Don’t Count Out the Cloud for your Storage and Compute Needs

The past few weeks have been a bit tumultuous for the cloud industry.  You haven’t had to look too hard to see the thunderheads on the horizon.  An AWS glitch took some news sharing and social networking sites offline for the better part of a day (see Ashish Nadkarni's related post, "What We Should Learn from the Recent Amazon Outage").   Iron Mountain announced that it will be exiting the commodity-oriented, public cloud storage business over the next couple of years, although the company will continue to provide enterprise-class cloud storage services to business customers.  A number of small vendors are struggling to gain traction, and one quietly laid off a large number of its staff last week.

Taken in isolation, these developments could be interpreted as a sign that cloud technology is not ready for serious business use and that the cloud market is hitting a proverbial wall.  But that would be a mistake.  Yes, cloud hype has consistently been out in front of reality, as many established vendors have re-labeled their wares to be “cloud-centric” and investors have rushed to participate in this “next big” opportunity.  At the lower end of the market, a number of cloud-oriented start-ups are struggling to survive and build footholds in niche markets.  And yes, major service providers have suffered significant outages that have temporarily impacted website and services availability, likely shaking the confidence of many users.

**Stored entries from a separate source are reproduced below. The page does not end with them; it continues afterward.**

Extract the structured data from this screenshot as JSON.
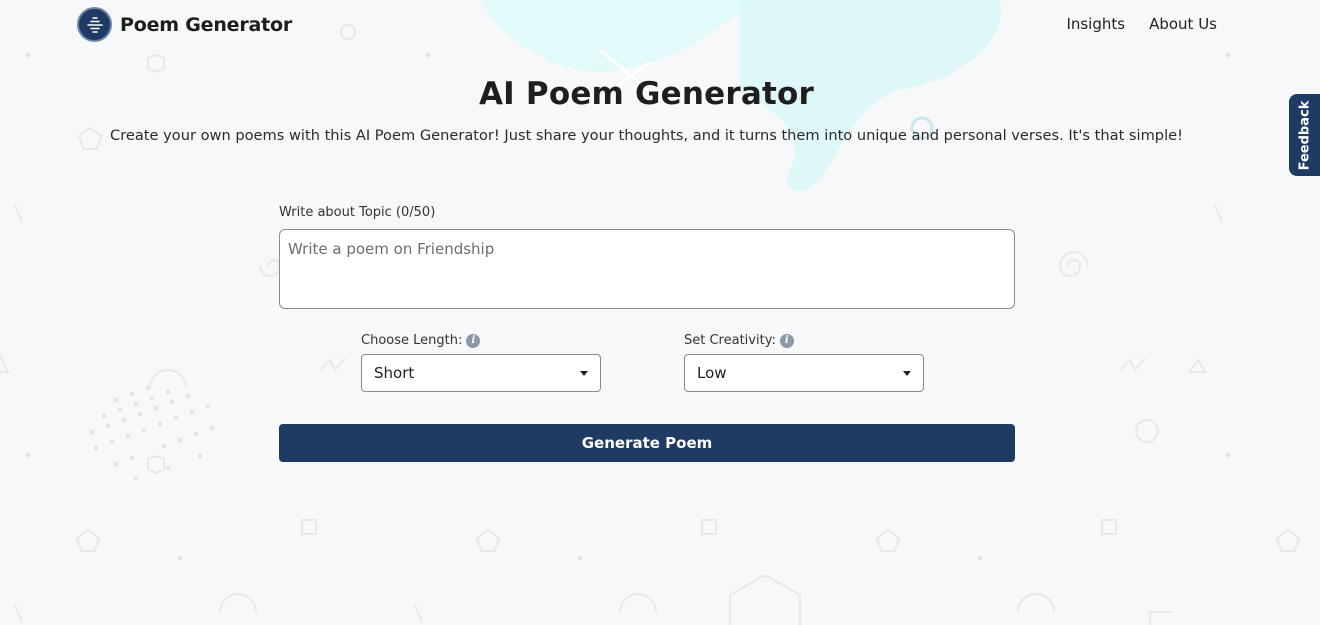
{
  "brand": {
    "name": "Poem Generator",
    "logo_icon": "sound-wave-icon"
  },
  "nav": {
    "items": [
      {
        "label": "Insights"
      },
      {
        "label": "About Us"
      }
    ]
  },
  "hero": {
    "title": "AI Poem Generator",
    "subtitle": "Create your own poems with this AI Poem Generator! Just share your thoughts, and it turns them into unique and personal verses. It's that simple!"
  },
  "form": {
    "topic_label": "Write about Topic (0/50)",
    "topic_value": "",
    "topic_placeholder": "Write a poem on Friendship",
    "length_label": "Choose Length:",
    "length_value": "Short",
    "creativity_label": "Set Creativity:",
    "creativity_value": "Low",
    "generate_label": "Generate Poem"
  },
  "feedback": {
    "label": "Feedback"
  },
  "colors": {
    "primary": "#1f3b63",
    "accent_blob": "#d9f7f8",
    "background": "#f7f8fa"
  }
}
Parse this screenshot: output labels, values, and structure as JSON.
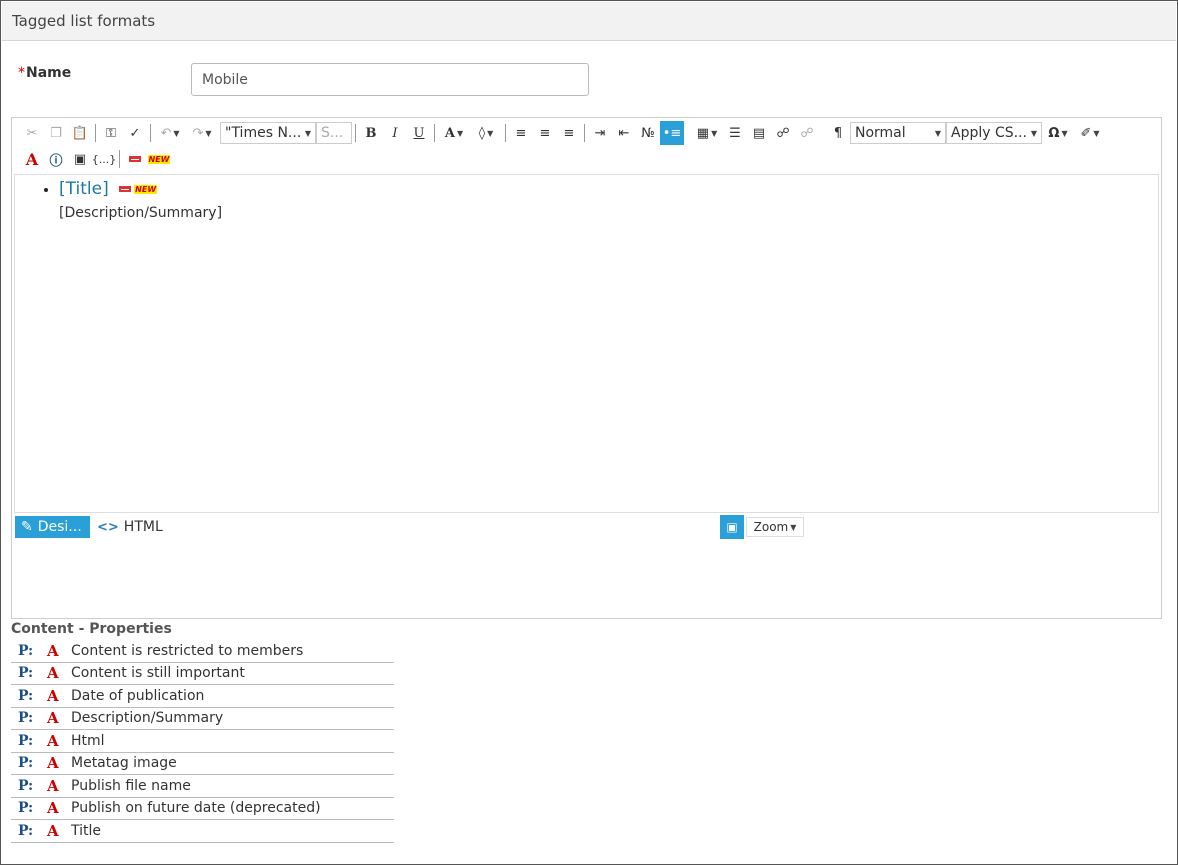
{
  "window": {
    "title": "Tagged list formats"
  },
  "form": {
    "name_required_mark": "*",
    "name_label": "Name",
    "name_value": "Mobile"
  },
  "toolbar": {
    "font_name": "\"Times N...",
    "font_size": "S...",
    "paragraph_format": "Normal",
    "css_class": "Apply CS...",
    "code_macro": "{...}",
    "new_badge_text": "NEW"
  },
  "editor": {
    "title_placeholder": "[Title]",
    "description_placeholder": "[Description/Summary]",
    "design_tab": "Desi...",
    "html_tab": "HTML",
    "zoom_label": "Zoom"
  },
  "properties": {
    "heading": "Content - Properties",
    "p_glyph": "P:",
    "a_glyph": "A",
    "items": [
      {
        "label": "Content is restricted to members"
      },
      {
        "label": "Content is still important"
      },
      {
        "label": "Date of publication"
      },
      {
        "label": "Description/Summary"
      },
      {
        "label": "Html"
      },
      {
        "label": "Metatag image"
      },
      {
        "label": "Publish file name"
      },
      {
        "label": "Publish on future date (deprecated)"
      },
      {
        "label": "Title"
      }
    ]
  },
  "colors": {
    "accent": "#2a9fd8",
    "link": "#1b7aa3",
    "required": "#cc0000"
  }
}
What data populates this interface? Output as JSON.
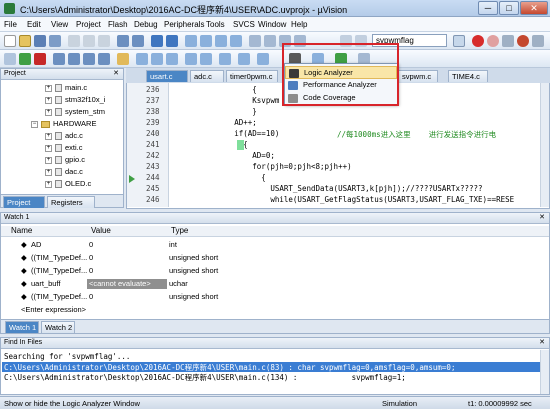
{
  "window": {
    "title": "C:\\Users\\Administrator\\Desktop\\2016AC-DC程序新4\\USER\\ADC.uvprojx - µVision",
    "min": "─",
    "max": "□",
    "close": "✕"
  },
  "menu": [
    "File",
    "Edit",
    "View",
    "Project",
    "Flash",
    "Debug",
    "Peripherals",
    "Tools",
    "SVCS",
    "Window",
    "Help"
  ],
  "toolbar": {
    "search_value": "svpwmflag"
  },
  "project": {
    "title": "Project",
    "close": "✕",
    "items": [
      {
        "label": "main.c",
        "kind": "file"
      },
      {
        "label": "stm32f10x_i",
        "kind": "file"
      },
      {
        "label": "system_stm",
        "kind": "file"
      },
      {
        "label": "HARDWARE",
        "kind": "folder"
      },
      {
        "label": "adc.c",
        "kind": "file"
      },
      {
        "label": "exti.c",
        "kind": "file"
      },
      {
        "label": "gpio.c",
        "kind": "file"
      },
      {
        "label": "dac.c",
        "kind": "file"
      },
      {
        "label": "OLED.c",
        "kind": "file"
      }
    ],
    "tabs": [
      "Project",
      "Registers"
    ]
  },
  "editor": {
    "tabs": [
      "usart.c",
      "adc.c",
      "timer0pwm.c",
      "svpwm.c",
      "TIME4.c"
    ],
    "lines": [
      {
        "no": "236",
        "text": "                  {"
      },
      {
        "no": "237",
        "text": "                  Ksvpwm"
      },
      {
        "no": "238",
        "text": "                  }"
      },
      {
        "no": "239",
        "text": "              AD++;"
      },
      {
        "no": "240",
        "text": "              if(AD==10)"
      },
      {
        "no": "241",
        "text": "                {"
      },
      {
        "no": "242",
        "text": "                  AD=0;"
      },
      {
        "no": "243",
        "text": "                  for(pjh=0;pjh<8;pjh++)"
      },
      {
        "no": "244",
        "text": "                    {"
      },
      {
        "no": "245",
        "text": "                      USART_SendData(USART3,k[pjh]);//????USARTx?????"
      },
      {
        "no": "246",
        "text": "                      while(USART_GetFlagStatus(USART3,USART_FLAG_TXE)==RESE"
      }
    ],
    "comment_240": "//每1000ms进入这里    进行发送指令进行电"
  },
  "analysis_menu": {
    "items": [
      "Logic Analyzer",
      "Performance Analyzer",
      "Code Coverage"
    ]
  },
  "watch": {
    "title": "Watch 1",
    "close": "✕",
    "columns": [
      "Name",
      "Value",
      "Type"
    ],
    "rows": [
      {
        "name": "AD",
        "value": "0",
        "type": "int"
      },
      {
        "name": "((TIM_TypeDef...",
        "value": "0",
        "type": "unsigned short"
      },
      {
        "name": "((TIM_TypeDef...",
        "value": "0",
        "type": "unsigned short"
      },
      {
        "name": "uart_buff",
        "value": "<cannot evaluate>",
        "type": "uchar"
      },
      {
        "name": "((TIM_TypeDef...",
        "value": "0",
        "type": "unsigned short"
      },
      {
        "name": "<Enter expression>",
        "value": "",
        "type": ""
      }
    ],
    "tabs": [
      "Watch 1",
      "Watch 2"
    ]
  },
  "find": {
    "title": "Find In Files",
    "close": "✕",
    "lines": [
      "Searching for 'svpwmflag'...",
      "C:\\Users\\Administrator\\Desktop\\2016AC-DC程序新4\\USER\\main.c(83) : char svpwmflag=0,amsflag=0,amsum=0;",
      "C:\\Users\\Administrator\\Desktop\\2016AC-DC程序新4\\USER\\main.c(134) :            svpwmflag=1;"
    ]
  },
  "status": {
    "message": "Show or hide the Logic Analyzer Window",
    "mode": "Simulation",
    "time": "t1: 0.00009992 sec"
  }
}
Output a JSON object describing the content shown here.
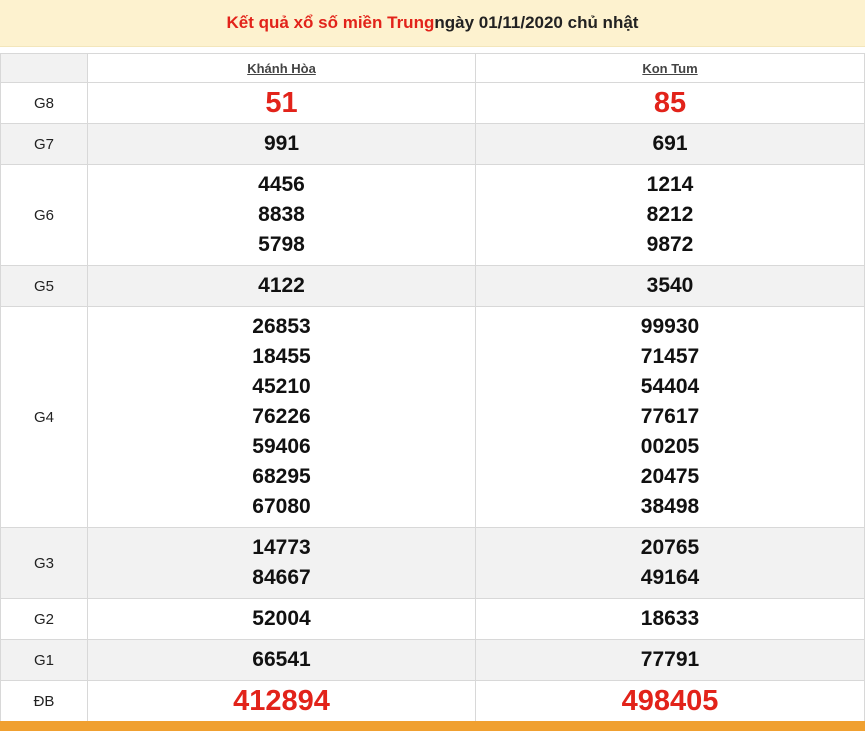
{
  "header": {
    "title_part1": "Kết quả xổ số miền Trung",
    "title_part2": " ngày 01/11/2020 chủ nhật"
  },
  "provinces": [
    "Khánh Hòa",
    "Kon Tum"
  ],
  "rows": {
    "g8": {
      "label": "G8",
      "values": [
        [
          "51"
        ],
        [
          "85"
        ]
      ]
    },
    "g7": {
      "label": "G7",
      "values": [
        [
          "991"
        ],
        [
          "691"
        ]
      ]
    },
    "g6": {
      "label": "G6",
      "values": [
        [
          "4456",
          "8838",
          "5798"
        ],
        [
          "1214",
          "8212",
          "9872"
        ]
      ]
    },
    "g5": {
      "label": "G5",
      "values": [
        [
          "4122"
        ],
        [
          "3540"
        ]
      ]
    },
    "g4": {
      "label": "G4",
      "values": [
        [
          "26853",
          "18455",
          "45210",
          "76226",
          "59406",
          "68295",
          "67080"
        ],
        [
          "99930",
          "71457",
          "54404",
          "77617",
          "00205",
          "20475",
          "38498"
        ]
      ]
    },
    "g3": {
      "label": "G3",
      "values": [
        [
          "14773",
          "84667"
        ],
        [
          "20765",
          "49164"
        ]
      ]
    },
    "g2": {
      "label": "G2",
      "values": [
        [
          "52004"
        ],
        [
          "18633"
        ]
      ]
    },
    "g1": {
      "label": "G1",
      "values": [
        [
          "66541"
        ],
        [
          "77791"
        ]
      ]
    },
    "db": {
      "label": "ĐB",
      "values": [
        [
          "412894"
        ],
        [
          "498405"
        ]
      ]
    }
  },
  "colors": {
    "accent_red": "#e2231a",
    "header_bg": "#fdf2cf",
    "bottom_strip": "#f0a030"
  }
}
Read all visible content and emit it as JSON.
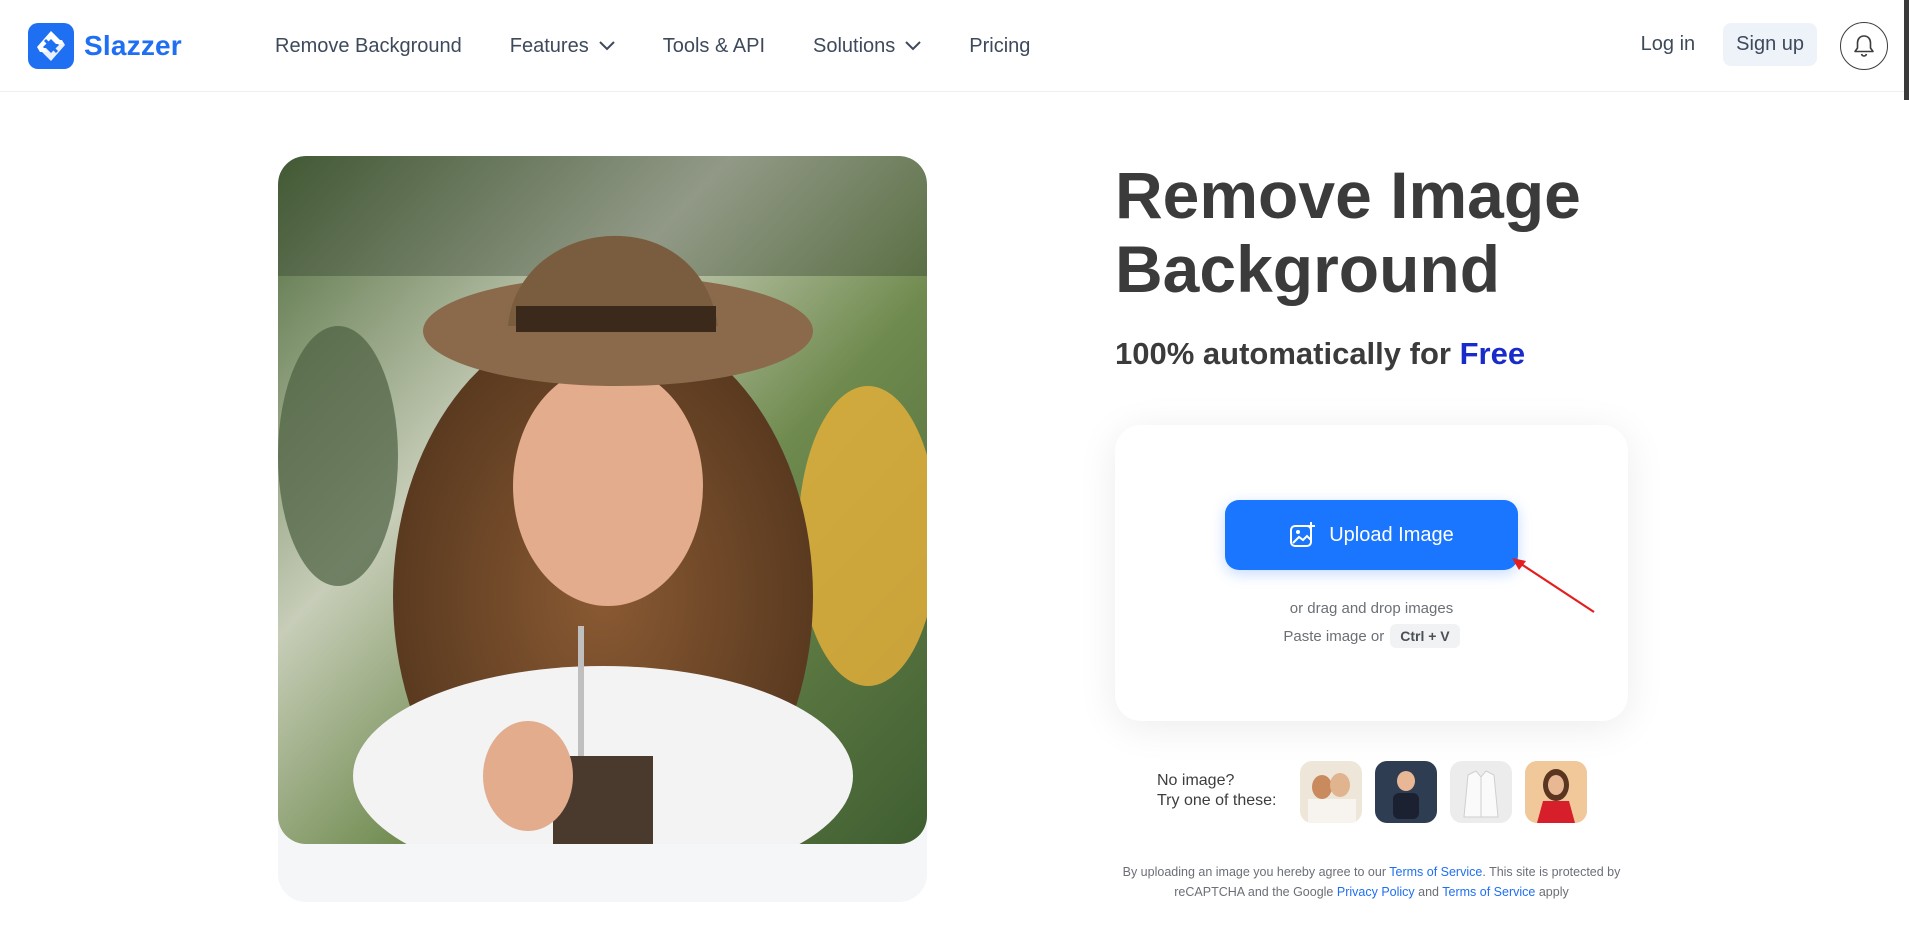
{
  "brand": {
    "name": "Slazzer",
    "color": "#1f6ff2",
    "icon": "slazzer-logo-icon"
  },
  "nav": {
    "items": [
      {
        "label": "Remove Background",
        "has_dropdown": false
      },
      {
        "label": "Features",
        "has_dropdown": true
      },
      {
        "label": "Tools & API",
        "has_dropdown": false
      },
      {
        "label": "Solutions",
        "has_dropdown": true
      },
      {
        "label": "Pricing",
        "has_dropdown": false
      }
    ]
  },
  "auth": {
    "login_label": "Log in",
    "signup_label": "Sign up",
    "bell_icon": "bell-icon"
  },
  "hero": {
    "title": "Remove Image Background",
    "subtitle_prefix": "100% automatically for",
    "subtitle_highlight": "Free",
    "highlight_color": "#1a2bcc"
  },
  "upload": {
    "button_label": "Upload Image",
    "button_icon": "image-plus-icon",
    "button_color": "#1a75ff",
    "drag_text": "or drag and drop images",
    "paste_text": "Paste image or",
    "shortcut": "Ctrl + V"
  },
  "samples": {
    "line1": "No image?",
    "line2": "Try one of these:",
    "thumbnails": [
      "sample-couple",
      "sample-child",
      "sample-shirt",
      "sample-woman-red"
    ]
  },
  "terms": {
    "part1": "By uploading an image you hereby agree to our",
    "link1": "Terms of Service",
    "part2": ". This site is protected by reCAPTCHA and the Google",
    "link2": "Privacy Policy",
    "part3": "and",
    "link3": "Terms of Service",
    "part4": "apply"
  }
}
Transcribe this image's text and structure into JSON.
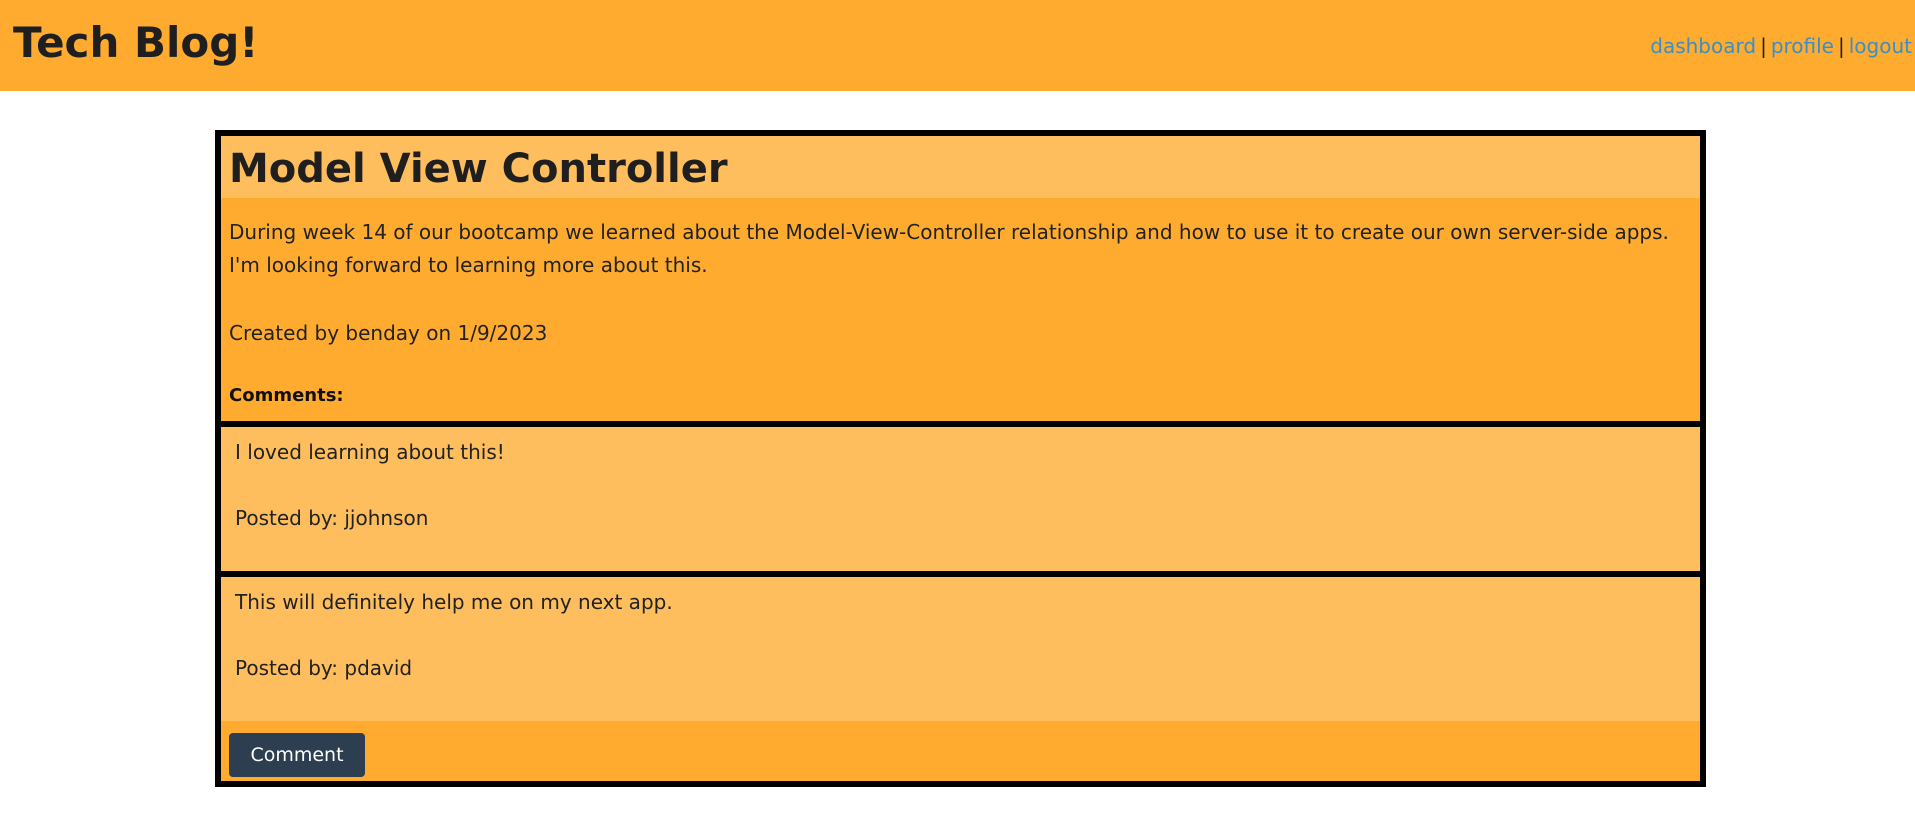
{
  "header": {
    "title": "Tech Blog!",
    "nav": {
      "dashboard": "dashboard",
      "profile": "profile",
      "logout": "logout",
      "separator": "|"
    }
  },
  "post": {
    "title": "Model View Controller",
    "content": "During week 14 of our bootcamp we learned about the Model-View-Controller relationship and how to use it to create our own server-side apps. I'm looking forward to learning more about this.",
    "meta": "Created by benday on 1/9/2023",
    "comments_label": "Comments:"
  },
  "comments": [
    {
      "text": "I loved learning about this!",
      "author": "Posted by: jjohnson"
    },
    {
      "text": "This will definitely help me on my next app.",
      "author": "Posted by: pdavid"
    }
  ],
  "actions": {
    "comment_button": "Comment"
  },
  "colors": {
    "header_bg": "#ffab30",
    "panel_light": "#ffbe5e",
    "link": "#3b8fc4",
    "button_bg": "#2c3e50"
  }
}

But consider the brighter side of what’s happening.  The cloud market is in a very early stage of development, and yet large players are already making significant investments in new cloud technologies and offerings.  Dell, HP and IBM have recently committed to broad cloud development and marketing initiatives, joining Cisco, Microsoft, VMware, and a whole host of other infrastructure providers.  A number of smaller, cloud-focused players are already finding success in the market.  As one example, cloud pioneer Nirvanix is enjoying steady and robust growth.  In addition to having a full suite of offerings spanning the public/private/hybrid spectrum, Nirvanix is servicing the needs of enterprise customers, with capabilities such as secure multi-tenancy and 5 nines of availability.  TwinStrata is building a strong cloud storage gateway business that can facilitate things like backup and DR, while another start-up, StorSimple, is helping customers gain control of large sets of distributed, unstructured data by surrounding it with a full complement of data storage lifecycle services.  Each week brings news of a new use of cloud technology to improve productivity or solve a real business problem.  Indeed, the positive developments in cloud computing and cloud storage are far more than a silver lining.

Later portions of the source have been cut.